The great thinker Thomas Aquinas expressed his devotional spirituality in hymns, one of which included,
O saving Victim, open wide
the gate of heaven to man below;
our foes press on from every side;
thine aid supply; thy strength bestow.
Aquinas here appeals to Jesus as the “Victim,” using the old sense of the word, which means a sacrificial animal killed to appease the gods. Jesus, in Cranmer’s Communion Prayer, is
a full, perfect, and sufficient sacrifice, oblation, and satisfaction, for the sins of the whole world
Jesus is the unique Victim. Yes, in the contemporary use of the word, one on the bad end of an injustice or tragedy is a victim with a small v, but none should capitalize that and try to move their experience to the center of the universe. To do so is idolatry, displacing the cross and the one true Victim offered there.
A now departed Anglican Priest I knew used to warn newly ordained clergy to Remember that you are AT the altar, not ON it. That is, don’t confuse yourself with Jesus. See your hardships and sufferings as part of his work, but not equal to or, God forbid, some kind of replacement for what the Son of God uniquely suffered for the sins of the world. We all suffer as victims but are not the Victim.
I think that the polarized, tribalized politics Americans roll around in today are just that kind of idolatry. Even Christians, who should know better, have taken up the cant. Here’s an example from a left-wing commentary, which is manifestly hostile but admits my point in the very first line quoted here,
Claiming the mantle of victimhood is so politically potent that religious-right leaders are going to do it, no matter how untrue it is, because, to be blunt, they’re not held back by any moral interest in honesty. Getting Grandma to think she’s going to lose her church is a great way to get her to sign her Social Security check over to your organization.
And here’s a piece by a Christian disgusted by our tribe claiming victim status,
Sure, some people don’t like me for my faith, but look around at the other people groups who have it worse. What in the world do I have to complain about? Christ has made me a conqueror and he’s named me as such.
The victim->Victim political game is showing up on HBO in a serialized rendering of Margaret Atwood’s The Handmaid’s Tale. I read the novel when it came out in the mid-80s. It is a well done work of story telling, very hard to put down once you start reading it. Atwood is a very good writer whose words can conjure unforgettable images, which I’m not sharing here so as to avoid spoilers.

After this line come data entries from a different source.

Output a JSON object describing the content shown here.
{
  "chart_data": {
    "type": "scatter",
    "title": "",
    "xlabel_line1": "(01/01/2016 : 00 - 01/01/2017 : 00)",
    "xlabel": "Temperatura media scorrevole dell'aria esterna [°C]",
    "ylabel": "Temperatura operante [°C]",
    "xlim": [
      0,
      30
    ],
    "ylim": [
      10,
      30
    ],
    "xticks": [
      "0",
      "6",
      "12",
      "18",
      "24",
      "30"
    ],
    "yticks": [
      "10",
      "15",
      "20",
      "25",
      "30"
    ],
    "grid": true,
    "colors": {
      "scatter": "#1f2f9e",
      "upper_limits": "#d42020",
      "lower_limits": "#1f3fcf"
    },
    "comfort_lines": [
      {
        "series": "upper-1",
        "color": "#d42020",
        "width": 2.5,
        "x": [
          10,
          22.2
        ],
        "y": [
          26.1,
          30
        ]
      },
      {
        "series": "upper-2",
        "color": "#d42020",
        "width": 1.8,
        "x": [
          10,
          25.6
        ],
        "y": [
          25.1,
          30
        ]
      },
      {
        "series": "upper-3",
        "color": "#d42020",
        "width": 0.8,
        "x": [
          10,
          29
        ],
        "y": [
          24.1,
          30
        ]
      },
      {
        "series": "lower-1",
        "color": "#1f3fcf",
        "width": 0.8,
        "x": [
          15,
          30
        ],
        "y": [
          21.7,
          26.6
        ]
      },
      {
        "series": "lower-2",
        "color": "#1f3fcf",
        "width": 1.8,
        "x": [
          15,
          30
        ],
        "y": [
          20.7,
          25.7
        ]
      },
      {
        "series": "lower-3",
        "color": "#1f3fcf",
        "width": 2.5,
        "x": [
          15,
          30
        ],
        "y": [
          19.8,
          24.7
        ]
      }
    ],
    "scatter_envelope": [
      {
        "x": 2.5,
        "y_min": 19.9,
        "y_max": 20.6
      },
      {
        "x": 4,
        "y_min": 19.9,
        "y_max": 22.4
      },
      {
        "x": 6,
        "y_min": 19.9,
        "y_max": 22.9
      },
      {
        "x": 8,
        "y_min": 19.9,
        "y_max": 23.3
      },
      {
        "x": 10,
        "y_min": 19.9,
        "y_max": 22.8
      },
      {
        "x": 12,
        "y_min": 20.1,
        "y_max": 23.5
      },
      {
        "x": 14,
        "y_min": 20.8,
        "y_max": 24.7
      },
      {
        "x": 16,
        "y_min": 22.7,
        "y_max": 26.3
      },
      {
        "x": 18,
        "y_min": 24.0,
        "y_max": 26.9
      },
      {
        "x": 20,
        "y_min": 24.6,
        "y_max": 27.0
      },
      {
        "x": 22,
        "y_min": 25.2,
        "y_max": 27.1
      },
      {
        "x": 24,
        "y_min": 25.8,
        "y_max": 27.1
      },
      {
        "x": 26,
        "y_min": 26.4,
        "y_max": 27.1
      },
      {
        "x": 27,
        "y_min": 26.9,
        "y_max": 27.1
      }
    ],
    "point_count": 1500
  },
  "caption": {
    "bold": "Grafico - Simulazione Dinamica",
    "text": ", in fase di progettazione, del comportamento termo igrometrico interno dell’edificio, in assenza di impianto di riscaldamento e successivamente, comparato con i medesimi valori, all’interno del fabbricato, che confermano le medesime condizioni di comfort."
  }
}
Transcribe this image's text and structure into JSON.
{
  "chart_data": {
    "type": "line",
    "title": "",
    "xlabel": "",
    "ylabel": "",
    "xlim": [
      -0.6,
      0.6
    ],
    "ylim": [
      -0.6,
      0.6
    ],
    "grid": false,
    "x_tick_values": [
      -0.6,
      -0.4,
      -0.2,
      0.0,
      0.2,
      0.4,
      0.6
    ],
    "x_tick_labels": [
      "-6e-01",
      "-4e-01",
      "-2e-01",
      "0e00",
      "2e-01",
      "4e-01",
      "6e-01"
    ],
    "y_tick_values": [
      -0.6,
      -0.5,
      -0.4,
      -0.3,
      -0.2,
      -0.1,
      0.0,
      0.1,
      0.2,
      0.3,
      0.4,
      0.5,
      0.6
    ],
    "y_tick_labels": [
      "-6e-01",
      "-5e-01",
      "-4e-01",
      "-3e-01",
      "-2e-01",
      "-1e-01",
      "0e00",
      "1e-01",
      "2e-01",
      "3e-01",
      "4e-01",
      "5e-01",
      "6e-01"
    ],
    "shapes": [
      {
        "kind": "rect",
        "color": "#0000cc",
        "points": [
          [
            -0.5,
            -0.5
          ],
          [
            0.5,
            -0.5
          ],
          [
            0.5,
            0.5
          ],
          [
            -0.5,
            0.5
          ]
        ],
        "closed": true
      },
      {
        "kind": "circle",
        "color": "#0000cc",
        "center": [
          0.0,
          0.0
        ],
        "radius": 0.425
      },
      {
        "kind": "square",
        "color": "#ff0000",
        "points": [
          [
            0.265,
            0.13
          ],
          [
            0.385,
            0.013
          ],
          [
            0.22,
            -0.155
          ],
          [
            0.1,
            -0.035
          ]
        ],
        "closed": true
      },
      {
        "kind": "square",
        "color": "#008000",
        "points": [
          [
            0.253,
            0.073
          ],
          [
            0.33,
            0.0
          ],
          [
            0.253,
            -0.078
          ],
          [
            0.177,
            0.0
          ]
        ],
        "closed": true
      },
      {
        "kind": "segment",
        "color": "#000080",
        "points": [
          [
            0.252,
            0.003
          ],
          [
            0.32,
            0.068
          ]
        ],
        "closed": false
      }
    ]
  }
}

But reactions to the story, which envisions a dystopian future in which a fundamentalist Christian putsch has deprived American women of all human rights and dignity, are all about I am Victim hear me roar. When I was first reading it as a student, a female classmate walked up to me and said, Now you’ll see what life is like in the real world. Current social media and other commentary on the upcoming production are full of that same angry anxiety.
But the situation of American women seems to be improving in the years since Atwood’s book came out. More jobs are open, including military command and combat roles. Women are the majority in higher education and thereby increasingly the people with access to better paying professional careers. In 2015, 44% of Federal government jobs – the careers populating the wealthiest cluster of counties in the nation – were held by women.
Like American Christians, wailing about being Victims while Christians in Egypt, Pakistan, Nigeria and other places are slaughtered in their church gatherings, contemporary American women waving The Handmaid’s Tale as some kind of new Uncle Tom’s Cabin should strike us as at least silly, if not in need of psychological help.
But such is our politics. With Christianity and it’s central Victim displaced as a unifying assumption, we find each and every group wanting to sit at the right hand of God without bothering to go by the way of the cross.
Christianity holds that all have sinned and fallen short of God’s glory, but that God in love has sent the saving Victim in whom There is no longer Jew or Greek, there is no longer slave or free, there is no longer male and female; for all of you are one in Christ Jesus. (Galatians 3:28). Our politics today holds that me and mine are the Victim and you and yours are the problem. And me and mine and you and yours want to grab that central power in DC to avenge ourselves on each other.
In so doing we help create the realities we claim to foresee and despise.